Early in the development of Alzheimer’s disease, the brain becomes overexcited, potentially through the loss of inhibitory, or GABAergic, interneurons that keep other neurons from signalling too much. Since interneurons need more energy compared to other neurons, they could be more susceptible to dying when they encounter Alzheimer’s disease protein amyloid-beta. Amyloid-beta has been shown to damage mitochondria – the metabolic engine for cells – by interfering with SIRT3, a protein that preserves mitochondrial functions and protects neurons.
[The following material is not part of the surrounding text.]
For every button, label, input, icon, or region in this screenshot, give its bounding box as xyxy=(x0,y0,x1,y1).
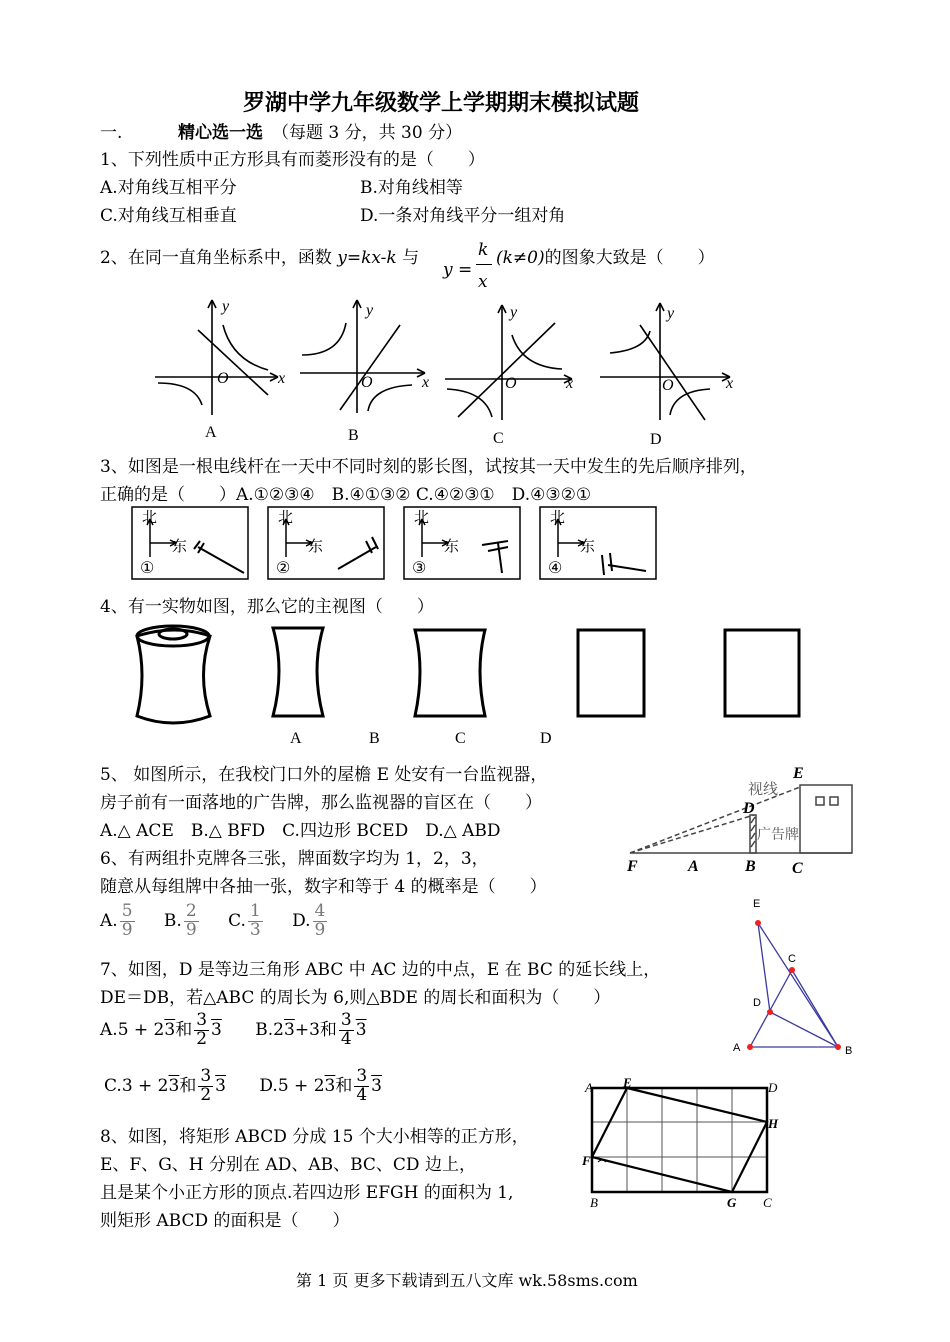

Researchers from the Society for Neuroscience genetically reduced levels of SIRT3 in mouse models of Alzheimer’s disease. Mice with low levels of SIRT3 experienced a much higher mortality rate, more violent seizures and increased interneuron death compared to the mice from the standard Alzheimer’s disease model and control mice.
However, the mice with reduced levels of SIRT3 experienced fewer seizures and were less likely to die when they ate a diet rich in ketones, a specific type of fatty acid. The diet also increased levels of SIRT3 in the mice. “Increasing SIRT3 levels via ketone consumption may be a way to protect interneurons and delay the progression of Alzheimer’s disease,” report researchers.